Nel mondo antico, lo scetticismo è fondato da Pirrone di Elide (365-275 a.C.), e il movimento dura dal IV secolo a.C. al III secolo d.C., dando vita a scuole e filosofi diversi, accomunati dalla convinzione che la certezza non è possibile. Il Medioevo ignora lo scetticismo, che sarà ripreso nel Cinquecento da Michel de Montaigne (1533-1592) e da David Hume (1711-1776) nel Settecento.
Lo scetticismo è stato determinante nello sviluppo della filosofia perché ha posto in modo chiaro gli interrogativi che sono alla base del problema della conoscenza (o gnoseologia), e perché ha lanciato una sfida. Infatti, i filosofi si sono trovati di fronte a un bivio: o ammettere che non esiste la certezza, o confutare le obiezioni scettiche.

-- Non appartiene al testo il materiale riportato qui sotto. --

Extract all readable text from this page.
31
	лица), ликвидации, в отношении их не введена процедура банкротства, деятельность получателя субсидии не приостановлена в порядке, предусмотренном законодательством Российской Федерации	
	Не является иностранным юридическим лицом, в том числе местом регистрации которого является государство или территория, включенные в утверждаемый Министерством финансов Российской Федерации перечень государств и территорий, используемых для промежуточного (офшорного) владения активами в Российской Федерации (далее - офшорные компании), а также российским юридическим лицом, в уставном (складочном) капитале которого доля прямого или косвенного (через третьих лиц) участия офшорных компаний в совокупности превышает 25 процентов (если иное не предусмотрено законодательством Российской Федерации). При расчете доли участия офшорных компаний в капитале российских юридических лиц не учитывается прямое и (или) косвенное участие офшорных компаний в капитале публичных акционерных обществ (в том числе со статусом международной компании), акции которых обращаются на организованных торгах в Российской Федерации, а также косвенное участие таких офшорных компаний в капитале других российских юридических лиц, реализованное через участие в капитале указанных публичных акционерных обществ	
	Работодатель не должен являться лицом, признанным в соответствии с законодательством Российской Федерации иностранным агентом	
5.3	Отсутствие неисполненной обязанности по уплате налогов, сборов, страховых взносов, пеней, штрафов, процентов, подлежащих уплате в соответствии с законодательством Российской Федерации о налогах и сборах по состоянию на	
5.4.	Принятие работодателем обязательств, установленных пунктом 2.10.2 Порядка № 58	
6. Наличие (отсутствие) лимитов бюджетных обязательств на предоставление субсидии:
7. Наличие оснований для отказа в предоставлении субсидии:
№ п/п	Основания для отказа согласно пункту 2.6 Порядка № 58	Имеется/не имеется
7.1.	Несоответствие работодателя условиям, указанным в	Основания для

René Descartes (1596-1650), per esempio, ha fatto proprio il dubbio scettico e lo ha usato non per arrendersi all’incertezza, ma per costruire un sapere davvero certo. In effetti, secondo Descartes, io posso dubitare di tutto (sia della testimonianza dei sensi, sia di quella della ragione), ma non del fatto stesso che sto dubitando e cioè pensando. E se è certo che io penso, è anche certo che io sono: cogito, ergo sum.